Delay Is low: In my test, the bot responded to my answers and follow-up questions without hesitation. And it stuck to its script. Try as I might, I can't confuse him or prompt him to behave in a way he shouldn't. (When I asked Bot about my dental records, he insisted I speak to the office manager.)

So are platforms like Retell the future of call centers?

Probably. For basic tasks like appointment scheduling, automation makes a lot of sense, which is why both startups and large tech firms alike offer solutions that compete with Retell's. (See Parloa, PolyAI, Google Cloud's Contact Center AI, etc.)

It's low-hanging — and seemingly income-generating — fruit. Retell claims it has hundreds of customers, all of whom are paying per minute of voice agent conversations. Retell has raised a total of $4.53 million in capital to date, courtesy of backers including Y Combinator (where the company was incubated).

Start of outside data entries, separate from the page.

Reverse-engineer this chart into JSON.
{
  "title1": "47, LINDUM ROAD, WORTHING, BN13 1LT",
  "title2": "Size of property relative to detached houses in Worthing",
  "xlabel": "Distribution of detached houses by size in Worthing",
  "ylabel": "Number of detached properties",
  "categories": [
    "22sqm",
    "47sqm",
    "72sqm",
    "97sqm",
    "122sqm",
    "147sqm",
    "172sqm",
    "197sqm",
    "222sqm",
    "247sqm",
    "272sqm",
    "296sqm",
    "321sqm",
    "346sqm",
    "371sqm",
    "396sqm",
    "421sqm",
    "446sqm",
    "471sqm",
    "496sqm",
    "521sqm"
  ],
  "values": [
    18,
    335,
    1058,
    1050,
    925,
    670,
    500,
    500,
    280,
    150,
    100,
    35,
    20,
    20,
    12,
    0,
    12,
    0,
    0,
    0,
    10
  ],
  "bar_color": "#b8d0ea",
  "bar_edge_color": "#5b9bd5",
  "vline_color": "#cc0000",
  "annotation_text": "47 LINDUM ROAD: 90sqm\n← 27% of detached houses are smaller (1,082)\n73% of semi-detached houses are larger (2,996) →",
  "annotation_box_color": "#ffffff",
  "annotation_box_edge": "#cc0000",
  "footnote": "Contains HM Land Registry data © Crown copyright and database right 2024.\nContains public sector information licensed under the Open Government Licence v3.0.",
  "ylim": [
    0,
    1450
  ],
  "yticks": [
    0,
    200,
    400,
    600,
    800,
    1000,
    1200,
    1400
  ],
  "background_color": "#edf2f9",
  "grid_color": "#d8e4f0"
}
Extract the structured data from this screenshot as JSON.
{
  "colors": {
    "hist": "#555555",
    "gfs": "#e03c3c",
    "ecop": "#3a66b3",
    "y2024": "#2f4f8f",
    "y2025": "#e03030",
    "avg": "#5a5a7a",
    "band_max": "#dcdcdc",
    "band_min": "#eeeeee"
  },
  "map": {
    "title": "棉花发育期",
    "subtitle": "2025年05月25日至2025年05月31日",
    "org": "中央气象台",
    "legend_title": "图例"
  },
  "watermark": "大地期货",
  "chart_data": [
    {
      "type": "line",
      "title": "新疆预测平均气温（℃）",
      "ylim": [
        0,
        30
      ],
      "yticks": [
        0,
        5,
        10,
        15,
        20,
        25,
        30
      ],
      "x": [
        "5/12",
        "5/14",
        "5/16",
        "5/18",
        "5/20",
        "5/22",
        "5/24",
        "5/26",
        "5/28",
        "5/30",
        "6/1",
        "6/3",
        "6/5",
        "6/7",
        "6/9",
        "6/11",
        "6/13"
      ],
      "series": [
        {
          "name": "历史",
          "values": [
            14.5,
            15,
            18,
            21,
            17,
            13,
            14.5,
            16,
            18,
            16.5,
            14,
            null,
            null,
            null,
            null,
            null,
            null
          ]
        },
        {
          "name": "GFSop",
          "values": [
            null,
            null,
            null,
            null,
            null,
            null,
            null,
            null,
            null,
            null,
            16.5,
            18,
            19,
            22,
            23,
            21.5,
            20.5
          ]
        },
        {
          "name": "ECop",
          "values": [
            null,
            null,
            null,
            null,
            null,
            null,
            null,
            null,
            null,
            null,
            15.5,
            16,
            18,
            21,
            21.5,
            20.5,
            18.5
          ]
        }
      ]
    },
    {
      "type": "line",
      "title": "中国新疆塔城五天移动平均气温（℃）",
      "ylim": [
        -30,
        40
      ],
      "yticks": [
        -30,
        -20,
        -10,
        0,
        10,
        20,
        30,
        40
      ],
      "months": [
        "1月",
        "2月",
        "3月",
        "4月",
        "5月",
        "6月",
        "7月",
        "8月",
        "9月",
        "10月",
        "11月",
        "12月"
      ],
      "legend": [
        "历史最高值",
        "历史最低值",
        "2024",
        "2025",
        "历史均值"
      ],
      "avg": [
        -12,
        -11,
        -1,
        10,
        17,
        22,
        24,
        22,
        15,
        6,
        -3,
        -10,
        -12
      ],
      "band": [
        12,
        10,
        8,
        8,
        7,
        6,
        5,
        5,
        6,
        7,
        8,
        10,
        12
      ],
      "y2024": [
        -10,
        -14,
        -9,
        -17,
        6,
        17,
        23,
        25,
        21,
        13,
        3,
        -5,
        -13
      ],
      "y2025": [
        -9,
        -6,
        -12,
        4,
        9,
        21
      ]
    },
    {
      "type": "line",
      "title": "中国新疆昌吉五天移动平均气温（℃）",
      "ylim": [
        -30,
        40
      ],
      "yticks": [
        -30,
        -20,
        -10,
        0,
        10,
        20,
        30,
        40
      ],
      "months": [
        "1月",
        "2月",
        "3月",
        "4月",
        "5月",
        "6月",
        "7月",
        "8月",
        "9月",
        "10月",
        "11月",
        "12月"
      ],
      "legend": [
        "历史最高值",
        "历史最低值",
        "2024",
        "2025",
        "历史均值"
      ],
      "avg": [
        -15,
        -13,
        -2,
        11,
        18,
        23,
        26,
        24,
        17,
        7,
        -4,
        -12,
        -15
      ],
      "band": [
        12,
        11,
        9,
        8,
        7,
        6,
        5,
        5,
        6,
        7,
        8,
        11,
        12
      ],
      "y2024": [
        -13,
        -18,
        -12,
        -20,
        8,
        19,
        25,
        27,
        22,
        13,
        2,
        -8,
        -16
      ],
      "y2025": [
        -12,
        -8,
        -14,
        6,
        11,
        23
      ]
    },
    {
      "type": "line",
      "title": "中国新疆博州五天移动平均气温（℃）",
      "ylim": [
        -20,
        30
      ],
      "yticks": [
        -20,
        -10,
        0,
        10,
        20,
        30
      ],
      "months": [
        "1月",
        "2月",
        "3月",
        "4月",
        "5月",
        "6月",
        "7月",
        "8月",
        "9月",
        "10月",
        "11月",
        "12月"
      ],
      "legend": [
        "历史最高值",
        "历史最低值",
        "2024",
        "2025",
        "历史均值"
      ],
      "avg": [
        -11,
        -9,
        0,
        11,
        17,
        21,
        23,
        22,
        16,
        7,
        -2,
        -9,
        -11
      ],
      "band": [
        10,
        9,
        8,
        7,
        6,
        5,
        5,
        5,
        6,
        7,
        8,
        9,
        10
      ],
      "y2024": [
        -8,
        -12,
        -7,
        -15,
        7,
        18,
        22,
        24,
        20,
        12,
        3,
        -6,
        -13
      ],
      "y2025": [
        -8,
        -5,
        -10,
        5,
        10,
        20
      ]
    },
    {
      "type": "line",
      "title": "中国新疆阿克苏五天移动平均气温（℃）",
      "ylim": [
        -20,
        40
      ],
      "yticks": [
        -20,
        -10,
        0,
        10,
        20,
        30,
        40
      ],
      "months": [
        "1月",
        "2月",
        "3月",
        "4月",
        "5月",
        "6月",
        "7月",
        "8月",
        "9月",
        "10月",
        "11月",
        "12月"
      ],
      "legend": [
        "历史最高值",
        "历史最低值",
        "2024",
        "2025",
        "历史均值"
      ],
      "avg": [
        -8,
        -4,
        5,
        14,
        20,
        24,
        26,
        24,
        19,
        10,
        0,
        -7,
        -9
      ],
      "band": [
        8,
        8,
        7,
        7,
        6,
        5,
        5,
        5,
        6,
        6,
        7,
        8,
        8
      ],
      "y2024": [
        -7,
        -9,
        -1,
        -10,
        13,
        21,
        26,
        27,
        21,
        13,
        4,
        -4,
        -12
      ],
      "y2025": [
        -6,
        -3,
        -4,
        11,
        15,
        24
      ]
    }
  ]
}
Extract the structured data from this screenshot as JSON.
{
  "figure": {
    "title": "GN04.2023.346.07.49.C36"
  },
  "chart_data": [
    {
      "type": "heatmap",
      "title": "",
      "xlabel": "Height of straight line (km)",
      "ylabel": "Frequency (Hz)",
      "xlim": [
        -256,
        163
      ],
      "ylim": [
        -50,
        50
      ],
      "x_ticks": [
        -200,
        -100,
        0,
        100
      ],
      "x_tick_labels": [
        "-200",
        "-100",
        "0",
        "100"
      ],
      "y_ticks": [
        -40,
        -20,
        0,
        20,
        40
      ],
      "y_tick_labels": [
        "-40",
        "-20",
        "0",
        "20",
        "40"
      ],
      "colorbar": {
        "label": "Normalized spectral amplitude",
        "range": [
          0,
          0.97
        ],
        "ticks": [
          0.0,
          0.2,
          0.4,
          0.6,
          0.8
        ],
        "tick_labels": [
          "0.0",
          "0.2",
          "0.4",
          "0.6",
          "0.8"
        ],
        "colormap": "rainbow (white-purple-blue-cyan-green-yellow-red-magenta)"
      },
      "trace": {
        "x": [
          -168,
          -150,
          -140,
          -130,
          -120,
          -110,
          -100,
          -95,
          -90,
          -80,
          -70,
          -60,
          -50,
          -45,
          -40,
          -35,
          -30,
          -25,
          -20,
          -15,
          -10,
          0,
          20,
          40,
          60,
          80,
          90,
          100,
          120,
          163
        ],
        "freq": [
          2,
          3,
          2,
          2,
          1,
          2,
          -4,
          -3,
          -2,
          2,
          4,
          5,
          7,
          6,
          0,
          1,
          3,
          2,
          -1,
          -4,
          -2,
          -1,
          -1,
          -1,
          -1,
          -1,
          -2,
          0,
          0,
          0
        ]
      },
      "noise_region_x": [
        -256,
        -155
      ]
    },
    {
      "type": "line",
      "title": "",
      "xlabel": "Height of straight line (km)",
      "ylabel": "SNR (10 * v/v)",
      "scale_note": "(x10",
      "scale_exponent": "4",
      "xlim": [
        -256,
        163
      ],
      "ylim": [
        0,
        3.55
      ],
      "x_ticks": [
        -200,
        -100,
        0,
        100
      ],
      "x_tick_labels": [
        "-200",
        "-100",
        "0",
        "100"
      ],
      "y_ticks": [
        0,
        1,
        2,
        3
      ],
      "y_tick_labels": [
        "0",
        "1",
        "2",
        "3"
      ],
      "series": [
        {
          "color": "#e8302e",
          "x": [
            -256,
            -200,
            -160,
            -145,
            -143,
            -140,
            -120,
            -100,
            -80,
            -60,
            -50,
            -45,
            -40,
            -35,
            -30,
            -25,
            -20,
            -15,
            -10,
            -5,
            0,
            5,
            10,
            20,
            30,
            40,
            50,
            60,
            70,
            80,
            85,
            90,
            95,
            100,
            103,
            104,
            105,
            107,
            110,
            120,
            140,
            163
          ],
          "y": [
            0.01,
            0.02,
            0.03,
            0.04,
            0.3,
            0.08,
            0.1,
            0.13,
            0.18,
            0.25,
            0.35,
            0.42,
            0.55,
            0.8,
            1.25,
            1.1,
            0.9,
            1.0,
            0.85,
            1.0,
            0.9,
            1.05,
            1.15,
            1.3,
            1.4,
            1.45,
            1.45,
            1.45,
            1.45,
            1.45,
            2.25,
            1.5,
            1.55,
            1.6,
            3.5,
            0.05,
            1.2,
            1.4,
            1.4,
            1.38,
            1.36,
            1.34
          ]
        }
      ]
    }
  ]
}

But the jury is out on more complex questions, especially given the tendency of LLMs to fabricate facts and go off the rails despite safeguards.

As Retell's ambitions continue to grow, I'm curious to see how the company navigates the many well-established technical challenges in the space. Wang, at least, seems confident in Retell's approach.

“With the advent of LLMs and recent advances in speech synthesis, conversational AI is improving enough to create really interesting use cases,” Wang said. “For example, with sub-second latency and the ability to disrupt AI, we've seen users speak in full sentences and communicate as if they were talking to another person. So AI is trying to make it easier to build, test, deploy and monitor voice agents, ultimately helping them achieve productivity readiness.”